Protecting LLMs with Guardrails
Note
In this scenario we expect the platform is equipped with the Envoy Gateway infrastructure configured for guardrails management.
This tutorial shows how to protect LLMs with Guardrails.
We will use a generic LLM to be protected by guardrails, specifically the OpenAI /v1/completions API calls.
Setting up the Service
To test the scenario, we use a generic LLM model, such as gemma3 and usr the KubeAI runtime for deploying the model in the platform.
llm_function = project.new_function("llm",
kind="kubeai-text",
model_name="gemma3",
url="ollama://gemma3:latest",
engine="OLlama")
Run and test the unprotected function:
llm_run = llm_function.run(action="serve")
# Test the function
import requests
BASE_URL = llm_run.refresh().status.service['url']
MODEL = llm_run.status.openai["model"]
data = {
"model": MODEL,
"prompt": "Hello!"
}
res = requests.post(f"{BASE_URL}/completions", json=data)
res.json()
Setting up the Guardrail
We will use a Guardrail implementation based on GuardrailsAI framework.
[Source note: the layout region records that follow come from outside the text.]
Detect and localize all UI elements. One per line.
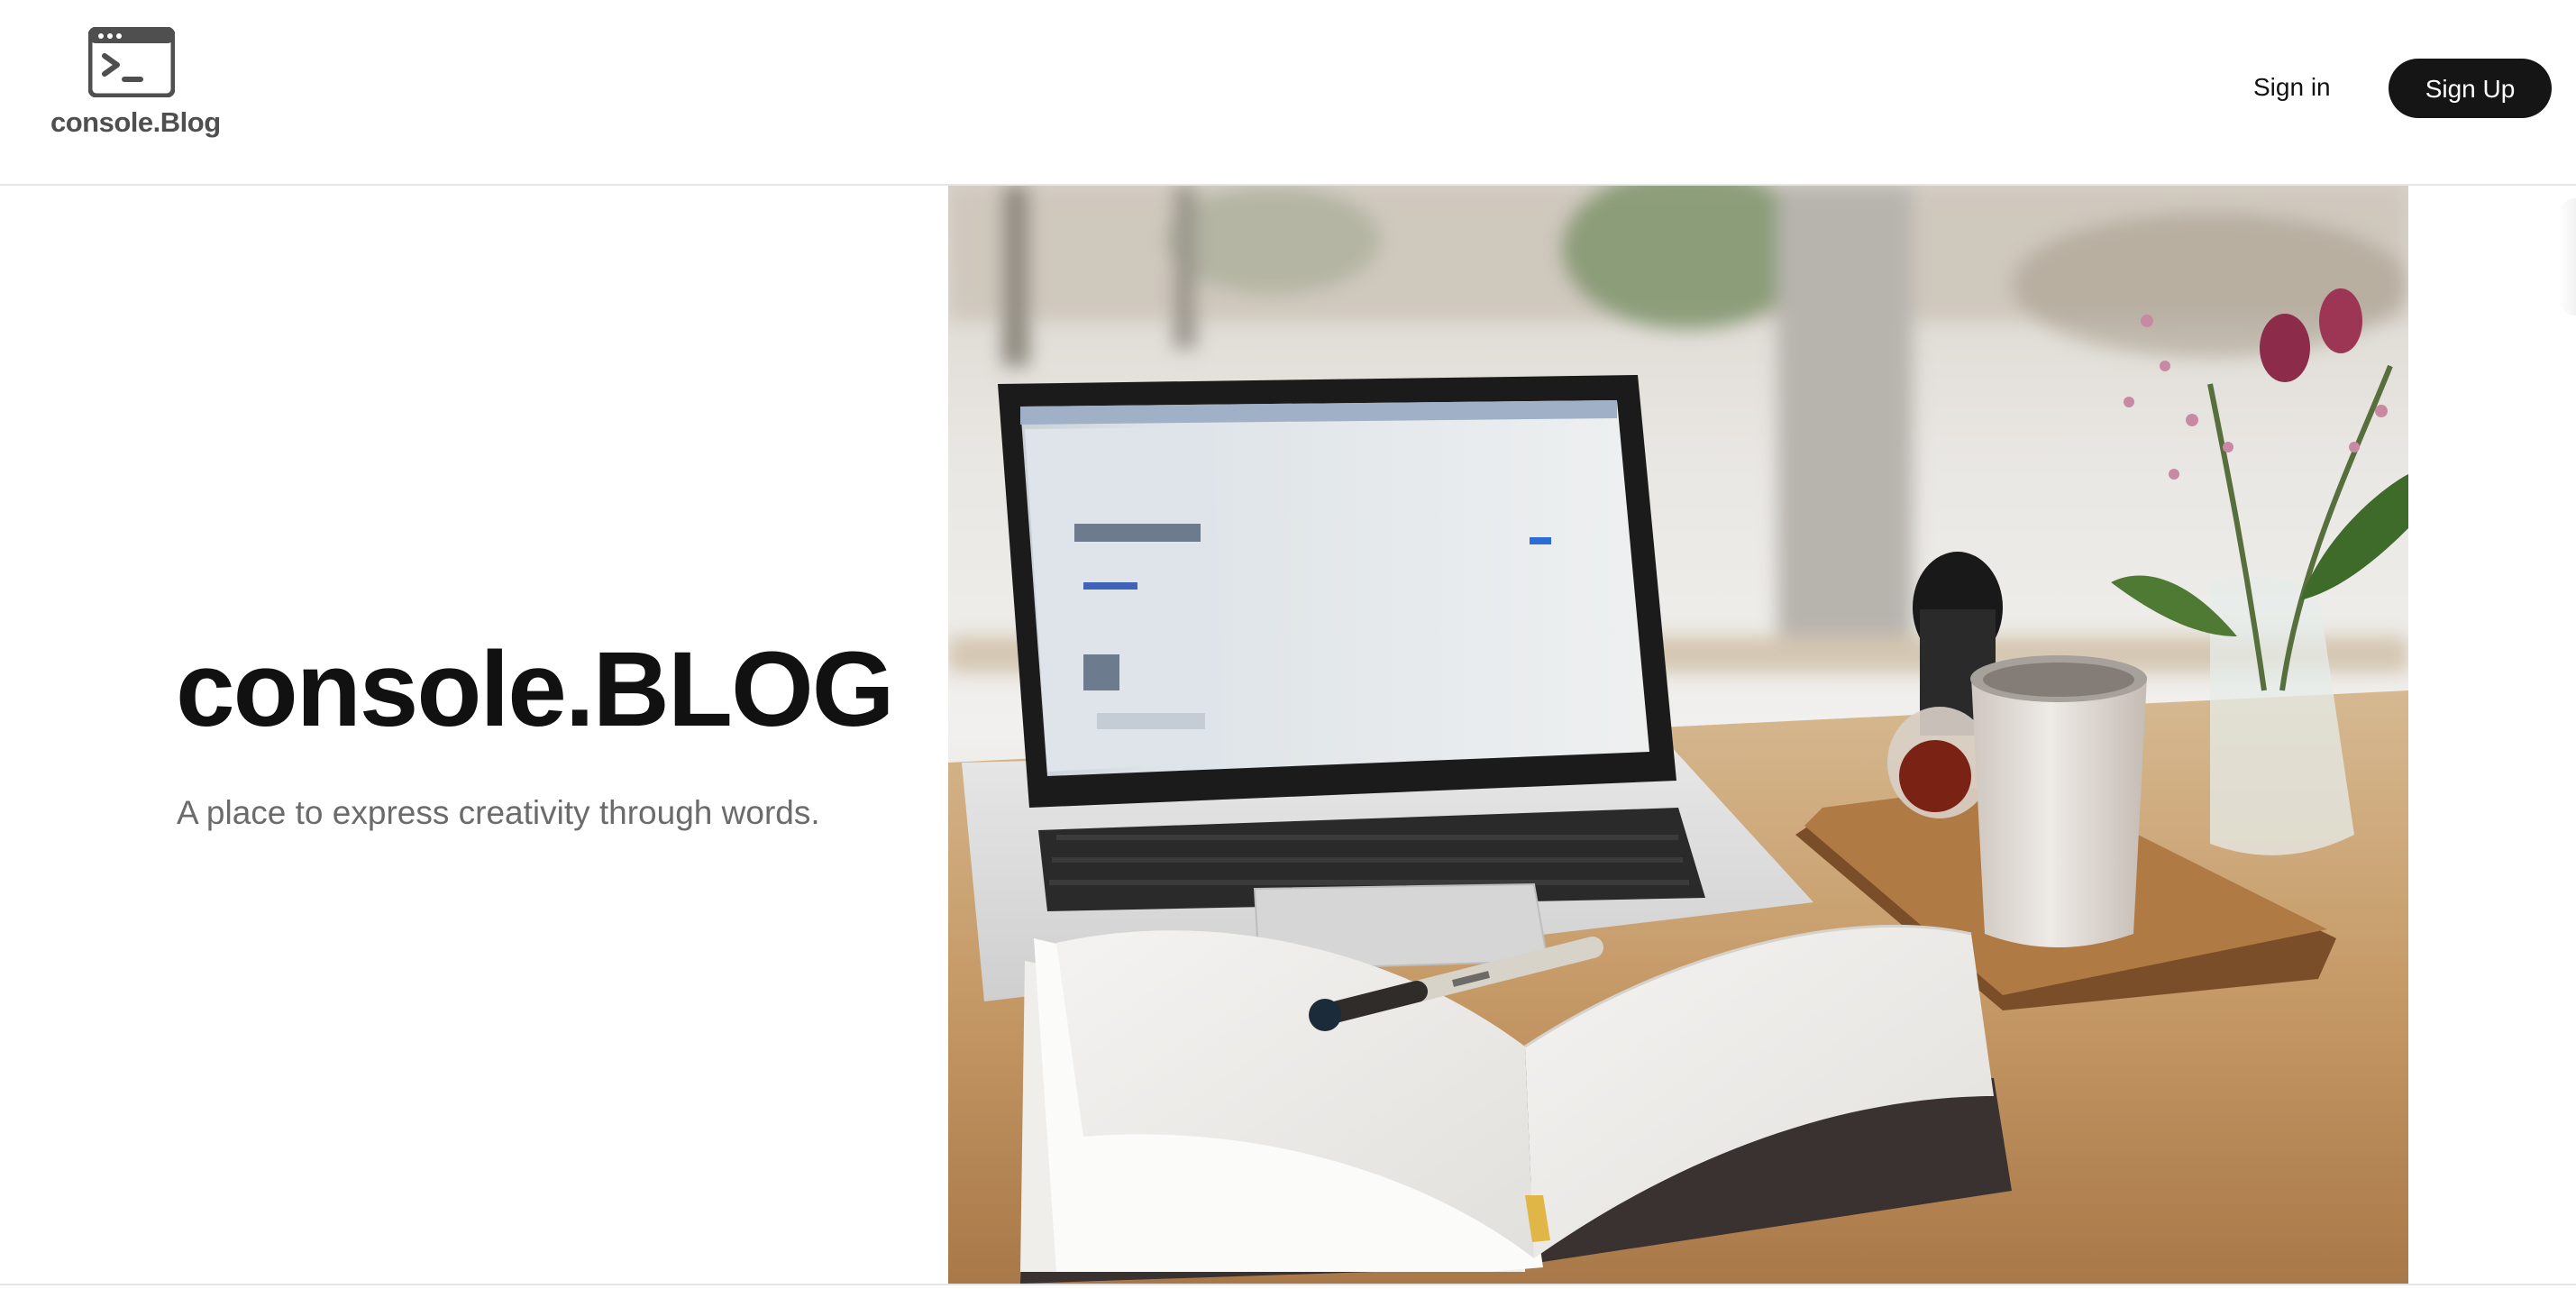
sign-up-button[interactable]: Sign Up xyxy=(2389,59,2552,118)
hero-bottom-divider xyxy=(0,1284,2576,1285)
hero-subtitle: A place to express creativity through wo… xyxy=(177,794,820,831)
top-navigation-bar: console.Blog Sign in Sign Up xyxy=(0,0,2576,186)
sign-in-link[interactable]: Sign in xyxy=(2253,67,2331,108)
terminal-window-icon xyxy=(88,27,175,97)
edge-shadow xyxy=(2558,198,2576,315)
hero-image xyxy=(948,186,2408,1284)
brand-logo-link[interactable]: console.Blog xyxy=(50,27,221,144)
hero-title: console.BLOG xyxy=(176,630,895,749)
brand-name: console.Blog xyxy=(50,106,221,138)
The framework targets LLM applications and provides a collection of predefined validators that can be used to enforce constraints on the output of the LLM.
Specifically, the function uses Toxic Language validator and blocks the inappropriate requests.
import nuclio_sdk
import os
import json
from guardrails import Guard, OnFailAction
def init_context(context: nuclio_sdk.Context):
context.logger.info("Initializing guardrails...")
from guardrails.hub import ToxicLanguage
guard = Guard().use(
ToxicLanguage, threshold=0.5, validation_method="sentence", on_fail="exception"
)
setattr(context, "guard", guard)
def handler_serve(context: nuclio_sdk.Context, event: nuclio_sdk.Event):
if isinstance(event.body, bytes):
body = json.loads(event.body)
else:
body = event.body
prompt = body['prompt'] if 'prompt' in body else None
if prompt:
try:
guard.validate(prompt)
except Exception as e:
return context.Response(body="Toxic language used",
headers={},
content_type='text/plain',
status_code=400)
return event.body
Register the function in platform and run it:
guardrail_func = project.new_function(
name="toxic-guardrail",
kind="guardrail",
python_version="PYTHON3_10",
code_src="src/guardrail_service.py",
handler="handler_serve",
init_function="init_context",
processing_mode="preprocessor",
requirements=["guardrails-ai==0.5.0", "transformers==4.42.0"]
)
Build the function image
The GuardrailsAI library is based on predefined or custom guardrail validators. Predefined validators may be obtained from the Guardrails AI hub, downloaded and deployed. In this scenario, we will use predefined guardrails that should be integrated in the service. To make it efficient, the guardrails should be integrated in the underlying container image and we will build it for this function.
First, we need an API KEY from Guardrails AI to access the hub. We will add to the project as a secret.
secret = project.new_secret(name="GUARDRAILS_API_KEY",
secret_value="value")
To build the image for the function we will need to add some instructions to use Git, to authenticate to the hub, and to install the specific validator (toxic_language).
build_run = guardrail_func.run(
action="build",
secrets=["GUARDRAILS_API_KEY"],
instructions=[
"/opt/nuclio/uv/uv pip install --system typer==0.9.0 click==8.1.7 guardrails-ai==0.5.0",
"apt-get update && apt-get install -y git",
"--mount=type=secret,id=GUARDRAILS_API_KEY,env=GUARDRAILS_API_KEY guardrails configure --enable-metrics --enable-remote-inferencing --token $GUARDRAILS_API_KEY",
"guardrails hub install hub://guardrails/toxic_language"
]
)
We need to deploy the guard and protect LLM with it.
guardrail_run = build_run.refresh().run(action="serve")
Use the Guardrail to Protect the API
To protect the service instance with guardrails, we rely on the corresponding gateway and use Envoy Gateway extension for the runs. Specifically, when the service enable the extension, we obtain:
- the service exposed also behind the preconfigured service Envoy gateway (see the gatewayInfo in service status);
- if the guardrails are configured, the gateway controls the traffic using the ExtProc extension that interacts with the guardrails to implement pre/post processing logic.
llm_run = llm_function.run(action="serve", extensions=[{
"kind": "envoygw",
"name": "gw",
"spec": {
"guardrails": [guardrail_run.refresh().status.service['url']]
}
}])
The protected endpoint of model gateway may be obtained as follows:
PROTECTED_ENDPOINT = f"http://{run.status.gatewayInfo['gatewayEndpoint']}/v1"
Test the protected service:
import requests
MODEL = llm_run.status.openai["model"]
data = {
"model": MODEL,
"prompt": "My landlord is an asshole!"